When we think of ‘Islamic art’, it is usually the classic trivium of calligraphy, Islimi (biomorphic design) and geometry that spring to mind. These are a visible response to the Qur’anic statement ‘Allah is Beautiful and He loves beauty’.
Love of beauty is so deeply ingrained into Muslim culture that we can find exquisite examples of architecture, tilework, marquetry, metalwork, jewellery, textiles, carpets, ceramics, carved plaster, and book art from every corner of the Muslim world. Whatever else is going on, it seems there is always someone making something beautiful!
Carved stucco calligraphy from Samarqand. WikiCommons
However, visual arts are only one half of the story. Literature, verbal compositions that can conjure up the wildest or subtlest of sensations, has generally not received the same nurturing attention in the Islamic world. While Rumi has become a household name in the West, Arabic literature is suffering from brain drain: Western-educated Arab writers now compose in English.
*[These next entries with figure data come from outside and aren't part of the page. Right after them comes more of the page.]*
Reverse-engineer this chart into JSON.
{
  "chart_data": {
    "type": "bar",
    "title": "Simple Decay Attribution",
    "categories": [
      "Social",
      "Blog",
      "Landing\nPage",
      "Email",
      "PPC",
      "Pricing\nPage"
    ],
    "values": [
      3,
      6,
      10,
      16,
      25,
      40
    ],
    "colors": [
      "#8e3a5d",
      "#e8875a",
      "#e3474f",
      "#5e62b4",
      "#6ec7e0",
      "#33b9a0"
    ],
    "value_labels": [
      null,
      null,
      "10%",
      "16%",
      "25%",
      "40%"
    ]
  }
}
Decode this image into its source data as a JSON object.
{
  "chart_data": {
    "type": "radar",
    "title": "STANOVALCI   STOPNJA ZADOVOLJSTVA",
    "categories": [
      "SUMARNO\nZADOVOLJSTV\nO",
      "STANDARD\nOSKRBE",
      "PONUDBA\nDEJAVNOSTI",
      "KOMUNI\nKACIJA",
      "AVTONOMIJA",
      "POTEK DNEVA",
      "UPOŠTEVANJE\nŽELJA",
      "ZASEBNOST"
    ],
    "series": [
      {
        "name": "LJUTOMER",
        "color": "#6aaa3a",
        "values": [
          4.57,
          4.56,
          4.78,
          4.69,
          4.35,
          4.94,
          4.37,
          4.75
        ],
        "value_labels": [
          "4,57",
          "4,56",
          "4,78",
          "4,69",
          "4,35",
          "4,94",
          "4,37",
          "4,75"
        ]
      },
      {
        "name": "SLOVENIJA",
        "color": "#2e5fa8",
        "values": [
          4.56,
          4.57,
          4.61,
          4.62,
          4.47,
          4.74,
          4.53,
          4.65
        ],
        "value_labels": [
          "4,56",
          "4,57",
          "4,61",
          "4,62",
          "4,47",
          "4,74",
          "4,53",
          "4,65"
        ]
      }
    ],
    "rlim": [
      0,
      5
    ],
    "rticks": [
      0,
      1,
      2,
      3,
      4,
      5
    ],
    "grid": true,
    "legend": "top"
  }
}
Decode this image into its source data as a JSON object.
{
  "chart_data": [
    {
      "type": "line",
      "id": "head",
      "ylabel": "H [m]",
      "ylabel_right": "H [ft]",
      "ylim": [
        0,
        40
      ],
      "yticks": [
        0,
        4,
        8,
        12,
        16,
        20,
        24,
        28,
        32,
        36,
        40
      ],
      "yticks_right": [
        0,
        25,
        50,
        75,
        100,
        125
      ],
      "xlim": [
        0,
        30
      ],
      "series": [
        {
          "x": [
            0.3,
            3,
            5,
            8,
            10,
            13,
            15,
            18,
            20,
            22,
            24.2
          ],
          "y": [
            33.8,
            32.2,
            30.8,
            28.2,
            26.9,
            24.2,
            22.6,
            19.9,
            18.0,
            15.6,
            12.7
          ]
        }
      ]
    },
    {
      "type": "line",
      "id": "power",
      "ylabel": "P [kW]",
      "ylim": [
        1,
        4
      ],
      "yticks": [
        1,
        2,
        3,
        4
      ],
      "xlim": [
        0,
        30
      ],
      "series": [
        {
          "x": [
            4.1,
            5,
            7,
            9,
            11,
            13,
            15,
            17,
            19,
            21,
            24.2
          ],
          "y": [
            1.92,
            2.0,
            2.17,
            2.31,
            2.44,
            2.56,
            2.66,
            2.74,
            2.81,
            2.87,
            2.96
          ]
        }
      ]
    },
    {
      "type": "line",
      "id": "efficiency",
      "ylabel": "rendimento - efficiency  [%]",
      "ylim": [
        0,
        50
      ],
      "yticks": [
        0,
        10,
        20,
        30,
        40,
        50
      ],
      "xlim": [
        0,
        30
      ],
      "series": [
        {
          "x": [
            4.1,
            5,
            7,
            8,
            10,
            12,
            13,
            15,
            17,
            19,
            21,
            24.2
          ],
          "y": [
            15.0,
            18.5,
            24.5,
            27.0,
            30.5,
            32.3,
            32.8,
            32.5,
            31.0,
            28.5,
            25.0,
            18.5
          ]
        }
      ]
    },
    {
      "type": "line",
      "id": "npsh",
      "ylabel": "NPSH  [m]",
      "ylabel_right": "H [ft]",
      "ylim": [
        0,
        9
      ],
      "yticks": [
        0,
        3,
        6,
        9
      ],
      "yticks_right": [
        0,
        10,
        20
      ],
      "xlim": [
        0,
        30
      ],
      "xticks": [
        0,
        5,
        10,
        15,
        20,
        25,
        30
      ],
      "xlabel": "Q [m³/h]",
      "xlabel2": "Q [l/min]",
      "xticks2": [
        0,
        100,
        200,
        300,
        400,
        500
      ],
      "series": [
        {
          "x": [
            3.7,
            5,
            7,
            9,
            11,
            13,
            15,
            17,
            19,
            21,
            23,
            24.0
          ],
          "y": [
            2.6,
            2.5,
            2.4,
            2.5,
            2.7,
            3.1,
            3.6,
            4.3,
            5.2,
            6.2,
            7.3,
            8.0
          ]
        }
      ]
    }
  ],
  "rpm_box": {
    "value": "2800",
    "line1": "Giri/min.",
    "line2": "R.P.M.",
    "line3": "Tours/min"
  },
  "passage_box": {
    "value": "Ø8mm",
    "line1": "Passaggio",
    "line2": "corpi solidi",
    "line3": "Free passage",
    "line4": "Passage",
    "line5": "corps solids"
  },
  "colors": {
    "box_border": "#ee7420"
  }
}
From time immemorial, whether it be the Ilead or Gilgamesh, Sunjata or Mahabharata, Shahnameh or Mathnawi, epic poems or collections of poems have infused lives that might otherwise be confusing, dreary, or even tortuous with a sense of something greater, more beautiful, more extraordinary. They also shape a cultural identity and present the history, philosophy and perhaps even the soul of a people to outsiders.
Jalal-ad-Din Rumi’s Mathnawi. WikiCommons
The codification of written Arabic as a means of preserving and disseminating the Qur’an enabled Arabic poetry, which had hitherto been entirely oral, to develop as a written art form. While the Qur’an is much more than poetry, there are elements to it that certainly influenced Arabic poetry, such as rhyme, rhythm and repetition (and deliberate interruptions to all of these). The mutability of Arabic makes for some wonderful word plays, phonetic cadences and semantic connections between words with the same letters in a different order.
In the Prophet Muhammad’s own time, poetry was a great source of joy for people living a hard life in a hostile environment. Hasan bin Thabit was Muhammad’s (s.) favourite poet Companion, and he was known to say to him, ‘Hasan bin Thabit, say it again.’ Later, too, poetry was considered a vital part of a scholarly education, alongside such sciences as Qur’an, hadiths, jurisprudence, astronomy, logic, rhetoric, algebra and physics.
A great many spiritual masters of the Islamic tradition have also been poets, channeling their glimpse of the Divine into something that can be a source of joy and inspiration to others for centuries to come. These include not only the ecstatic Persians Hafez, Rumi, Saadi, Jami, Ferdowsi and their kind, but also scholars such as Imam ash-Shafi’i, Imam Ghazali, Ibn ‘Arabi, and Dawud az-Zahiri. In Andalusia alone there were many poet-scholars, such as Ibn Abd-Rabbihi of Cordoba, Ibn Bajja of Zaragoza, and Ibn al-Faradi of Cordoba – and many more who focused on poetry alone.
Bust of Andalusi Sufi poet Ash-Shushtari, from Guadix near Granada. WikiCommons
So why has Islamic poetry slumped in modern times? While the V&A in London hosts the Jameel Gallery, Doha, Qatar has the Museum of Islamic Art, and dozens of art galleries and private collectors deal in visual Islamic art, poetry is famously hard to make a living from. You can’t sell a poem for $10,000 to put on someone’s wall. It is a kind of folk art, designed to be memorised and passed on to others.
The political decline of the Muslim world over the past 500 years or so has also certainly had a hand in our literary doldrums. While praise poets might have enjoyed the patronage of wealthy rulers in the past, now poets must offer their wares to the paying public – perhaps a healthier relationship in any case. Literary forms have also remained the same for centuries, encouraging poets to fixate on form instead of focusing on content.
Page from Ferdowsi’s Shahnameh. WikiCommons
Yet creative writing, when done with the intention to honour the principle that ‘Allah is Beautiful and He loves beauty’, is just as much a sacred art as any other Islamic art. I would even argue that the process of delving into your heart and discovering what is there follows the advice that ‘He who knows himself knows his Lord’.
Creativity is a much-needed vent for feelings that otherwise have nowhere to go, and when those feelings are beautiful, that is enough to create a work of beauty. At its best, it is a moment of union between the heart and the head, a reminder of how to live with compassion and awareness of all that passes through the caravanserai of the heart.
With that intention, we wish all those who attend the Zende Creative Retreat this spring connection, remembrance and peace.